といったように、自らの「キャリアアンカー」を持つことで、わたしたちは成長のスピードを速められるし、また成功への切符もつかみやすくできる。
だからこそわたしたちは「キャリアアンカー」について、キャリア上で遭遇する様々な経験を経るごとに見つめなおし、自らの感性というフィルターを通して都度再構築、再認識していきたい。
そういった作業をこつこつと繰り返していくことは、非常に地味な作業ではあるものの、耐えてきた地道な時間から生まれた成果物こそが、いざ目前にチャンスが巡ってきたときに先手必勝を取るための大きなアドバンテージにつながるキーになる。
まさに「成功を手にする者の影に努力あり」である。
VOCA時代をサバイブ
今の時代は「VUCA」の時代と言われる。「Volatility(激動)」「Uncertainty(不確実性)」「Complexity(複雑性)」「Ambiguity(不透明性)」の頭文字をつなげた言葉だ。
様々な物事がアップデートされるサイクルははやまり、確実な正解などなく、様々な問題が社会全体に重層的に重なり複雑化し、誰も自分が向かう先に光が降り注ぐ場所が待ち受けているかどうかなどわからない、そんな厳しい時を私たちは生きている。

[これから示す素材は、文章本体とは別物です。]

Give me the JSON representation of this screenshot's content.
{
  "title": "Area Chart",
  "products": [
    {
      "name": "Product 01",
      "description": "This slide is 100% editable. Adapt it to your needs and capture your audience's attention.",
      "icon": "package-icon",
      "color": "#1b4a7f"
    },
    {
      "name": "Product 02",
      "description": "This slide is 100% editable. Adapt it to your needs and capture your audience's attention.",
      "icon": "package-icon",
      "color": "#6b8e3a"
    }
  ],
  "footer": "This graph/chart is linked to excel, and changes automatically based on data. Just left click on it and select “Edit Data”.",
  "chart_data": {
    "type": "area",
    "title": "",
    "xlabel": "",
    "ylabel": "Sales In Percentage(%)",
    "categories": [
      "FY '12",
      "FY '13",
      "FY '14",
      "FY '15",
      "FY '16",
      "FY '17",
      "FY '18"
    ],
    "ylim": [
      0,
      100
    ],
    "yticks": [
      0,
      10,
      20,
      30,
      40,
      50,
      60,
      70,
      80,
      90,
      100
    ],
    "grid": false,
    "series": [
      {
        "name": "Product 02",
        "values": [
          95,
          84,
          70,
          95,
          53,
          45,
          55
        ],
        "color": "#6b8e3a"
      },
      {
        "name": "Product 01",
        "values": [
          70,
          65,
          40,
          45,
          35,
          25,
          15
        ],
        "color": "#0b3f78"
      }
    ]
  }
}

だからこそ今「キャリアアンカー」を自分に問うてみてほしい。
不確実に、ゆらゆらと揺れ動く周囲の環境にいちいち流されて疲弊してしまう前に、自らのキャリアを何を拠り所とし、どんな信念をもって紡いでいくのか、ここで自分の内なる声に耳を傾けてみたい。
「キャリアアンカー」を持ち、自らのキャリアに主体的にかかわり、また自分軸であらゆる選択場面をさらりと切り抜ける。
これからの時代、あらゆる場所で「キャリアアンカー」を持つ人が精彩を放つ。